Imagine taking the last known copy of a precious book, ripping it to pieces, spitting on it and throwing it on the floor, then reading the bits that you can see. That is what rehashed, “long-awaited” Hollywood sequels do to the artistic process.
Artistic ideas are fantastic because they are original. They can be chopped and shaped to the will of the imagination of the artist. In movies characters can be formed and situations developed, all to the specifications of one or a few creative individuals. So when, in the interest of nothing other than profit, companies vie to pump out sequel after sequel of half-baked hogswash just to vacuum up the pretty green it gets frustrating. It kills the unique idea that went before, and hurls any beauty of the original predecessor into the dank and murky mires of forgotten film.

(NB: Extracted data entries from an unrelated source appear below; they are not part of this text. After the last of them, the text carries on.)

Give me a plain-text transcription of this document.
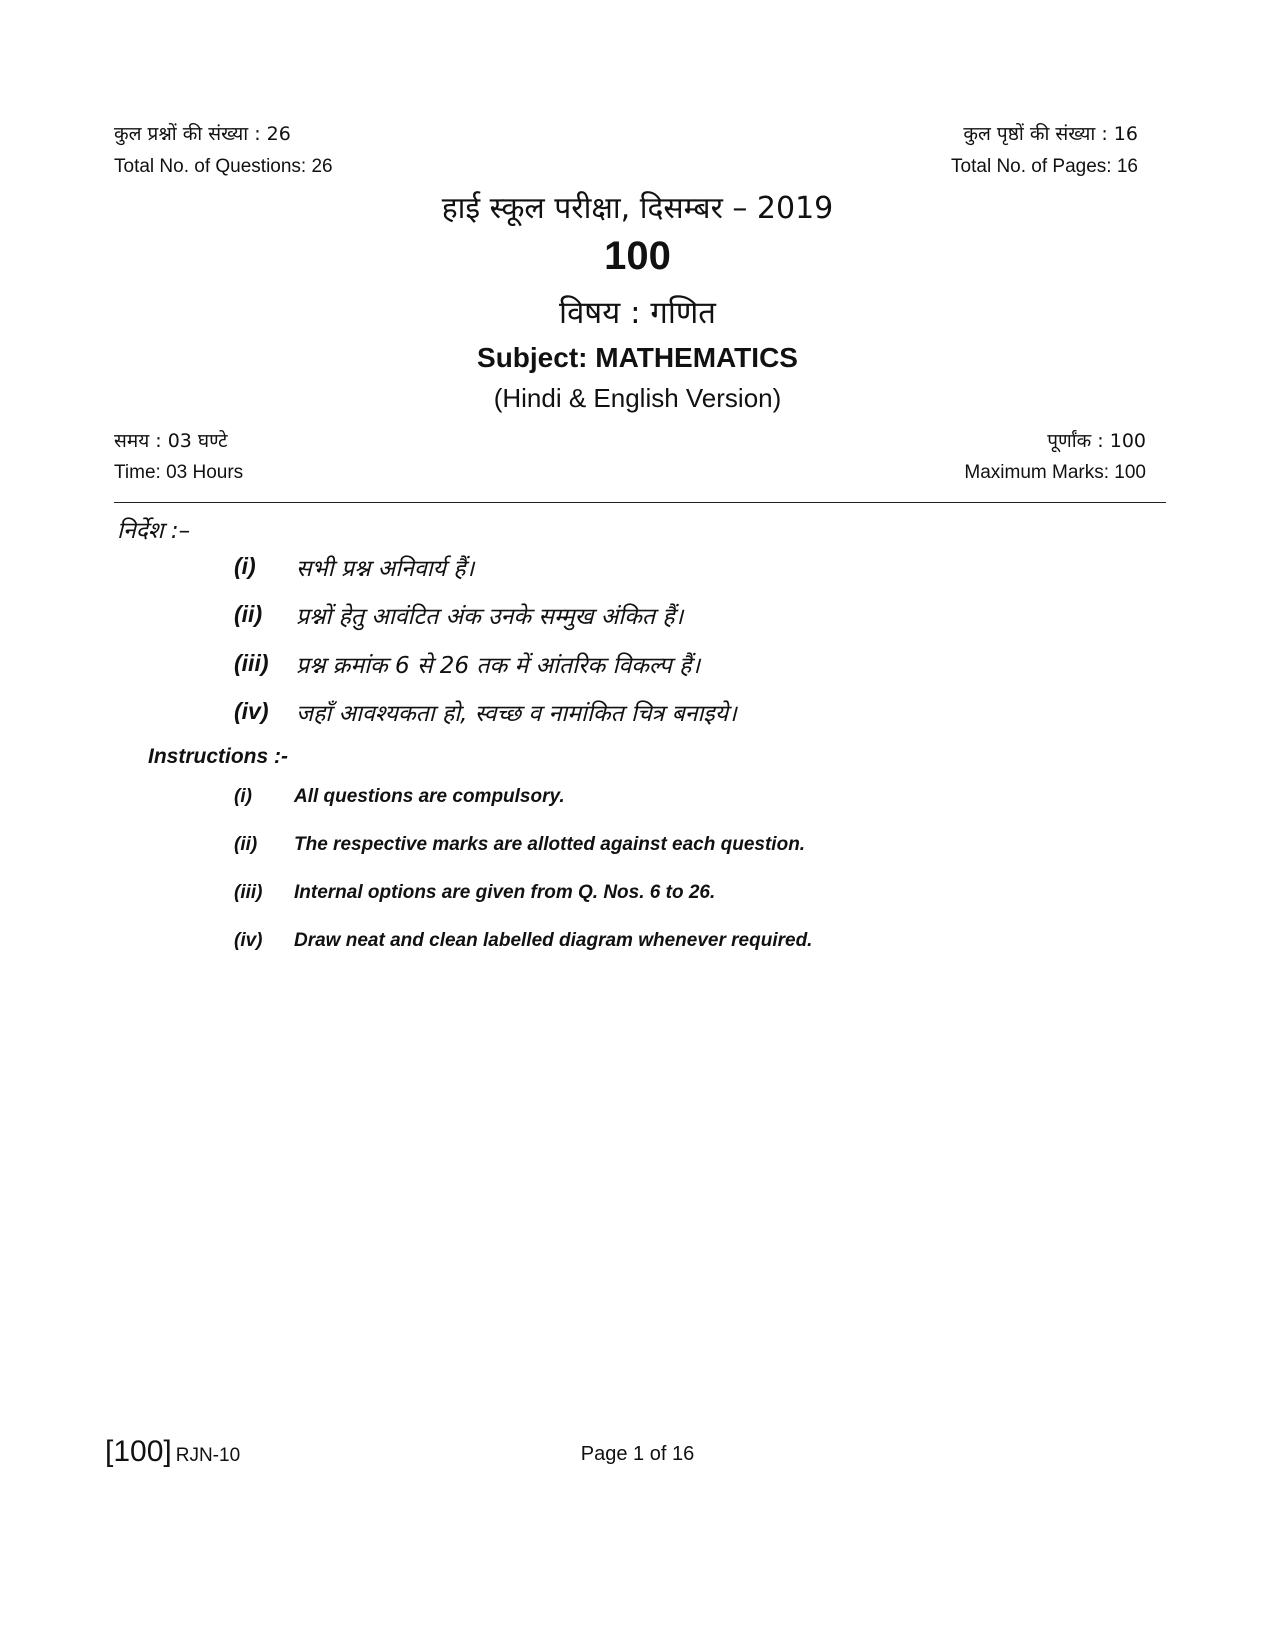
कुल प्रश्नों की संख्या : 26
Total No. of Questions: 26
कुल पृष्ठों की संख्या : 16
Total No. of Pages: 16
हाई स्कूल परीक्षा, दिसम्बर – 2019
100
विषय : गणित
Subject: MATHEMATICS
(Hindi & English Version)
समय : 03 घण्टे
Time: 03 Hours
पूर्णांक : 100
Maximum Marks: 100
निर्देश :–
(i) सभी प्रश्न अनिवार्य हैं।
(ii) प्रश्नों हेतु आवंटित अंक उनके सम्मुख अंकित हैं।
(iii) प्रश्न क्रमांक 6 से 26 तक में आंतरिक विकल्प हैं।
(iv) जहाँ आवश्यकता हो, स्वच्छ व नामांकित चित्र बनाइये।
Instructions :-
(i) All questions are compulsory.
(ii) The respective marks are allotted against each question.
(iii) Internal options are given from Q. Nos. 6 to 26.
(iv) Draw neat and clean labelled diagram whenever required.
[100] RJN-10	Page 1 of 16
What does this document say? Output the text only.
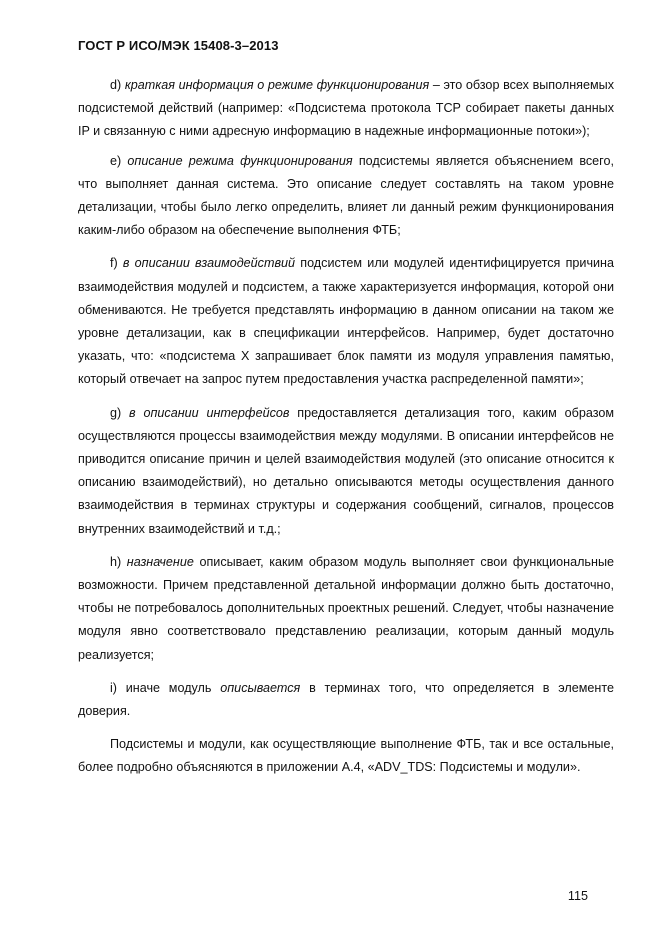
ГОСТ Р ИСО/МЭК 15408-3–2013

d) краткая информация о режиме функционирования – это обзор всех выполняемых подсистемой действий (например: «Подсистема протокола TCP собирает пакеты данных IP и связанную с ними адресную информацию в надежные информационные потоки»);

e) описание режима функционирования подсистемы является объяснением всего, что выполняет данная система. Это описание следует составлять на таком уровне детализации, чтобы было легко определить, влияет ли данный режим функционирования каким-либо образом на обеспечение выполнения ФТБ;

f) в описании взаимодействий подсистем или модулей идентифицируется причина взаимодействия модулей и подсистем, а также характеризуется информация, которой они обмениваются. Не требуется представлять информацию в данном описании на таком же уровне детализации, как в спецификации интерфейсов. Например, будет достаточно указать, что: «подсистема X запрашивает блок памяти из модуля управления памятью, который отвечает на запрос путем предоставления участка распределенной памяти»;

g) в описании интерфейсов предоставляется детализация того, каким образом осуществляются процессы взаимодействия между модулями. В описании интерфейсов не приводится описание причин и целей взаимодействия модулей (это описание относится к описанию взаимодействий), но детально описываются методы осуществления данного взаимодействия в терминах структуры и содержания сообщений, сигналов, процессов внутренних взаимодействий и т.д.;

h) назначение описывает, каким образом модуль выполняет свои функциональные возможности. Причем представленной детальной информации должно быть достаточно, чтобы не потребовалось дополнительных проектных решений. Следует, чтобы назначение модуля явно соответствовало представлению реализации, которым данный модуль реализуется;

i) иначе модуль описывается в терминах того, что определяется в элементе доверия.

Подсистемы и модули, как осуществляющие выполнение ФТБ, так и все остальные, более подробно объясняются в приложении А.4, «ADV_TDS: Подсистемы и модули».

115
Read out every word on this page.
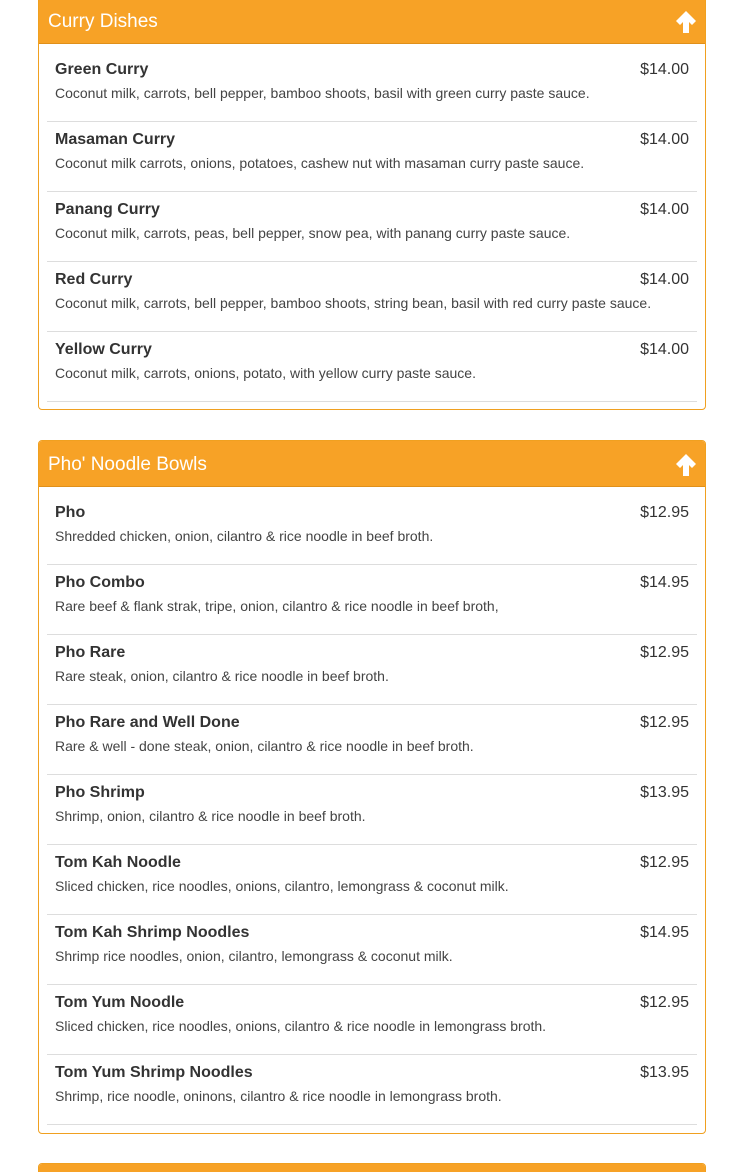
Curry Dishes
Green Curry	$14.00
Coconut milk, carrots, bell pepper, bamboo shoots, basil with green curry paste sauce.
Masaman Curry	$14.00
Coconut milk carrots, onions, potatoes, cashew nut with masaman curry paste sauce.
Panang Curry	$14.00
Coconut milk, carrots, peas, bell pepper, snow pea, with panang curry paste sauce.
Red Curry	$14.00
Coconut milk, carrots, bell pepper, bamboo shoots, string bean, basil with red curry paste sauce.
Yellow Curry	$14.00
Coconut milk, carrots, onions, potato, with yellow curry paste sauce.
Pho' Noodle Bowls
Pho	$12.95
Shredded chicken, onion, cilantro & rice noodle in beef broth.
Pho Combo	$14.95
Rare beef & flank strak, tripe, onion, cilantro & rice noodle in beef broth,
Pho Rare	$12.95
Rare steak, onion, cilantro & rice noodle in beef broth.
Pho Rare and Well Done	$12.95
Rare & well - done steak, onion, cilantro & rice noodle in beef broth.
Pho Shrimp	$13.95
Shrimp, onion, cilantro & rice noodle in beef broth.
Tom Kah Noodle	$12.95
Sliced chicken, rice noodles, onions, cilantro, lemongrass & coconut milk.
Tom Kah Shrimp Noodles	$14.95
Shrimp rice noodles, onion, cilantro, lemongrass & coconut milk.
Tom Yum Noodle	$12.95
Sliced chicken, rice noodles, onions, cilantro & rice noodle in lemongrass broth.
Tom Yum Shrimp Noodles	$13.95
Shrimp, rice noodle, oninons, cilantro & rice noodle in lemongrass broth.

Raging Bull 2 is fast approaching and with it heralds the end of one more long-running masterpiece legacy in cinema. Heaving and gagging its way to our screens a full thirty-three years after the multi-award winning original, the upcoming prequel/sequel promises to decimate all memory of the thrilling boxing story. It’s desperate times for MGM, owners of the company that originally produced Raging Bull, United Artists, and they seem unsure what to do about the impending, unlicenced sequel. The Irish Times paid tribute to the oncoming disaster, and suggested other possibilities in a recent article.
Raging Bull will not be the first successful American blockbuster to receive a sequel long after the original (or original series) has been catalogued and placed on high in cinema history. In recent years quite a few have suffered a dowdy return, often with the original lead actors shambling on in ignominious displays. Alan Smithee is working tirelessly these days. It seems trite to bother mentioning the full list of shame, but Wall Street, Indiana Jones or Basic Instinct spring to mind. There is no reason whatsoever why any of the cynical sequels to these films were made, bar the need for Michael Douglas to afford a gold-plated defibrillator for his bedside.
This all could possibly be dated back to The Godfather Part 3, a godawful movie that should never have seen the light of day. That cynical 1990 sequel (which at least continued to take influence from the Mario Puzo books) did little for the fans, and even now The Godfather is spoken of as if it was a trilogy. It never was. The creative process ended at number 2, don’t believe any different.
I personally have given up. I won’t even entertain the idea of losing two hours of my life to more tripe like Men In Black III or (shudder) Prometheus – why the hell would I? With so many incredible movies coming out every week, it seems stupid to waste my time on anything that I know won’t work. These re-hashed disasters are fan-bait of the most greedy and unsophisticated order, and the fans rush out and milk it up as if their lives depended on it. In the case of Prometheus, I watched as the film crashed to dismal reviews, followed by fans responses on Facebook and Twitter repeating the same words, “shallow, dull, not-as-good-as…,” etc. Why any of them even bothered I can’t understand.
Essentially (and we all know it) this is just all about regurgitating a known brand. If Indiana Jones and The Kingdom of the Crystal Skull had simply been called Whip-Man and the Unstructured Alien Disaster it would have simply been a poor movie that no-one would have bothered to watch. It would have been relegated to the bottom shelf in DVD shops and would have sold in car boot sales for €1.
Instead this hackneyed, incoherent ordure grossed over three quarters of a billion dollars world-wide. This is despite the fact that it was slammed by fans; yes, the same fans who rushed out to see it just so they could slam it. The phenomenon is unparalleled, and shows an uncomplimentary side to mass mentality when it comes to making choices, i.e. “Go with what’s known – it’s safe”.
There is still a host of great original titles coming out, but few of them come from the home of American cinema. Examples should surely be drawn from District 9 or Paranormal Activity that original ideas can still make movies that are both good and profitable. No-one ever raves about the knock-off blockbuster sequels, and most people feel cheated or disillusioned having watched them. That is not what artistic experience is about. It might mean taking a chance to see whether Moonrise Kingdom really is any good, but surely the chance of movie enjoyment is better than shuffling uncomfortably in your seat for two hours wondering what Hilary Swank is doing with Mr. Miyagi and what happened the real kid.
The Artist, despite disgusting some fans for not having any spoken dialogue was one of the best and most original films I have seen. I would argue as to whether any of the lines in Die Hard 5 could be considered “spoken dialogue”.
But then, I would also argue that Lethal Weapon 5 (below) was the best in the series. I guess the rule doesn’t always apply.